A purposive sampling strategy was used to recruit 9-12 year old children with PSLI, with the aim of obtaining variation in the sample (e.g. age, gender, socioeconomic background, children with both speech and language impairments, and experiences of different types of specialist education supports) so that multiple perspectives could be explored. We aimed to recruit 10-12 participants and conduct multiple interviews. This sample size is typical in narrative inquiry studies where researchers aim for depth rather than breadth (Heuchemer & Josephsson, 2006; Infanti, 2008; McNulty, 2003). This age group was selected because some claim that identity becomes more important in middle childhood because children become more concerned about how they are perceived by others (Jenkins, 2008). The aim was to capture a range of experiences rather than profile children across a range of scores on speech and language tests. Therefore, we did not test the children’s speech and language skills because we accepted that they had speech and language impairments if they met the Department of Education and Science eligibility criteria (Department of Education and Science, 2005)for specific speech and language impairment i.e., nonverbal intelligence score above 90 on a psychological assessment and a score of minus 2 standard deviations below the mean on a standardised language test. Socioeconomic background was determined according to whether or not the children were living in areas which were designated as disadvantaged under the Revitalising Areas by Planning, Investment and Development (RAPID) programme (An Pobal, 2012). Speech and language pathologists in one geographic region were requested to distribute information sheets and consent forms to parents of potential participants who met the following inclusion criteria:

  • Children aged between 9 and 12 years with PSLI and who met the Department of Education and Science criteria for specific speech and language disorder.
  • Children who currently or had attended speech and language therapy and who had received specialist education supports, e.g. resource teaching (i.e. one-to-one teaching for four hours a week in the local school) or placement in a language class (i.e. full-time placement in a specialist language class for a period of one to two years).

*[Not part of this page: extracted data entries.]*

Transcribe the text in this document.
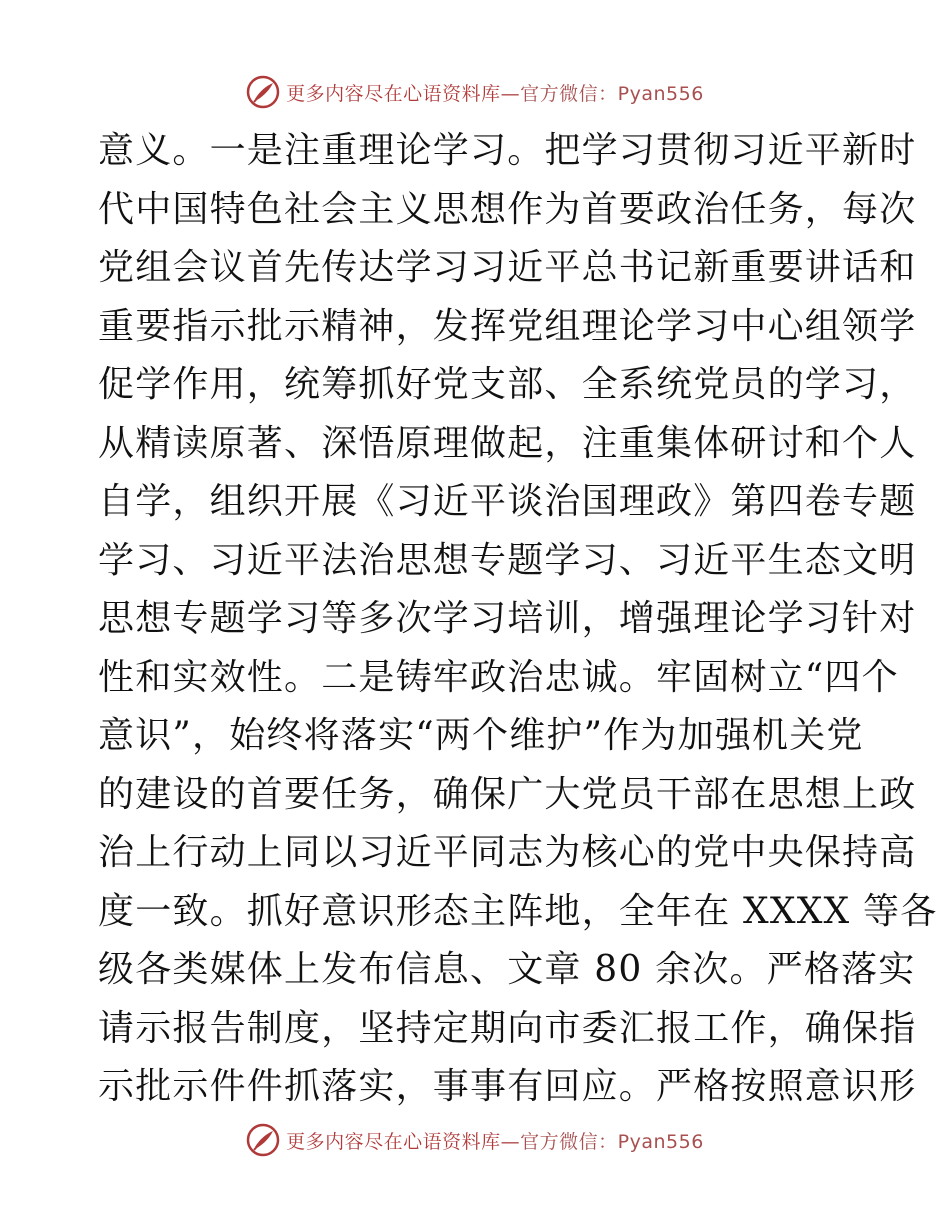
更多内容尽在心语资料库—官方微信：Pyan556
意义。一是注重理论学习。把学习贯彻习近平新时
代中国特色社会主义思想作为首要政治任务，每次
党组会议首先传达学习习近平总书记新重要讲话和
重要指示批示精神，发挥党组理论学习中心组领学
促学作用，统筹抓好党支部、全系统党员的学习，
从精读原著、深悟原理做起，注重集体研讨和个人
自学，组织开展《习近平谈治国理政》第四卷专题
学习、习近平法治思想专题学习、习近平生态文明
思想专题学习等多次学习培训，增强理论学习针对
性和实效性。二是铸牢政治忠诚。牢固树立“四个
意识”，始终将落实“两个维护”作为加强机关党
的建设的首要任务，确保广大党员干部在思想上政
治上行动上同以习近平同志为核心的党中央保持高
度一致。抓好意识形态主阵地，全年在 XXXX 等各
级各类媒体上发布信息、文章 80 余次。严格落实
请示报告制度，坚持定期向市委汇报工作，确保指
示批示件件抓落实，事事有回应。严格按照意识形
更多内容尽在心语资料库—官方微信：Pyan556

See table 1 for a profile of the participants.

Insert table 1 about here

Procedures.

Each participant selected a pseudonym. The first author generated narratives with the participants through semi-structured interviews using a flexible topic guide which was designed following a pilot study (See appendix 1). Narratives were generated using the techniques shown in table 2.

Insert table 2 about here

Parents and children were offered choices in relation to where the interviews would be held e.g.clinics, schools, and the children’s homes (See table 1). Each interview lasted between 45-60 minutes. Interviews were audio-recorded, with assent from the children, on an Olympus Voice Recorder DS-2400. The interviews took place over a six-month period (May to October) so that the researchers could generate data before and after the transition to a different class or school in September. This time period was of interest because of the potential impact on identity constructione.g. when the children moved to or from a specialist setting or moved classes in mainstream where they potentially met new people.